I agree, but perhaps I didn't word it the right way in my original comment. With microservices there is a big overhead in development and managing failures, but functionally it doesn't offer much more than a function call within a monolith.
> When I call a function there is no chance it fails because the function ‘cannot be reached’.

Run time DI configured from XML.

With enough Java anything is possible!

> When I call a function there is no chance it fails

I like to print statements like this one and put them in a frame on the wall.
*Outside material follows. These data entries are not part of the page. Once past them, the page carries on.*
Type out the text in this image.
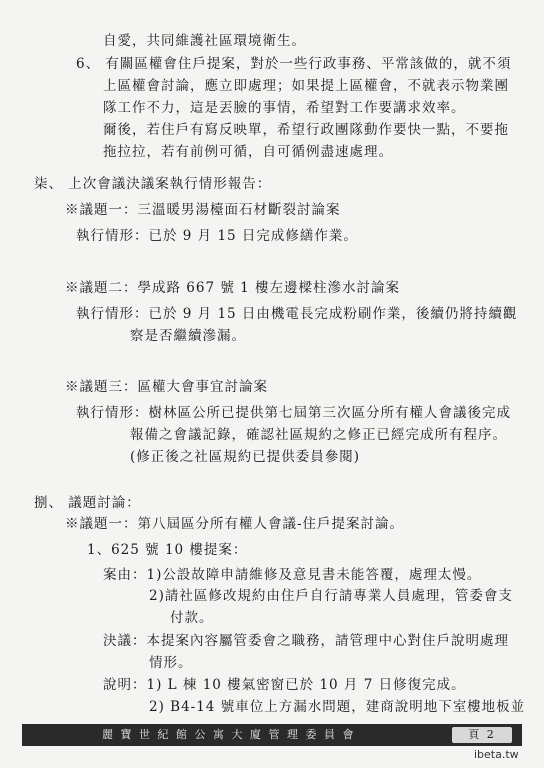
自愛，共同維護社區環境衛生。
6、 有關區權會住戶提案，對於一些行政事務、平常該做的，就不須
上區權會討論，應立即處理；如果提上區權會，不就表示物業團
隊工作不力，這是丟臉的事情，希望對工作要講求效率。
爾後，若住戶有寫反映單，希望行政團隊動作要快一點，不要拖
拖拉拉，若有前例可循，自可循例盡速處理。
柒、 上次會議決議案執行情形報告：
※議題一：三溫暖男湯檯面石材斷裂討論案
執行情形：已於 9 月 15 日完成修繕作業。
※議題二：學成路 667 號 1 樓左邊樑柱滲水討論案
執行情形：已於 9 月 15 日由機電長完成粉刷作業，後續仍將持續觀
察是否繼續滲漏。
※議題三：區權大會事宜討論案
執行情形：樹林區公所已提供第七屆第三次區分所有權人會議後完成
報備之會議記錄，確認社區規約之修正已經完成所有程序。
(修正後之社區規約已提供委員參閱)
捌、 議題討論：
※議題一：第八屆區分所有權人會議-住戶提案討論。
1、625 號 10 樓提案：
案由：1)公設故障申請維修及意見書未能答覆，處理太慢。
2)請社區修改規約由住戶自行請專業人員處理，管委會支
付款。
決議：本提案內容屬管委會之職務，請管理中心對住戶說明處理
情形。
說明：1) L 棟 10 樓氣密窗已於 10 月 7 日修復完成。
2) B4-14 號車位上方漏水問題，建商說明地下室樓地板並
麗 寶 世 紀 館 公 寓 大 廈 管 理 委 員 會	頁 2
ibeta.tw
Fails because the function is unreachable. The second half of the sentence you quoted says exactly that, why did you cut it out?
If execution of your binary is stopped some time between the call and return (with following restart), dealing with it is no simpler than dealing with network partitioning.
It is. Because then you know that the caller also must have failed. Whereas with an http call, you might want to retry, log the error, fall back to a cache, etc. etc.
This is ignoring the fundamentally-different issue that was raised, which is that the service boundary introduces a new failure point that doesn't exist in a function call. What you're describing could just as easily happen in a service call, IN ADDITION to the service just not being reachable.
It most certainly is easier to deal with the in-process version. I'm specifically referring to database transactions, which are much harder to have available in a distributed context. That failed network call complicates your life so much.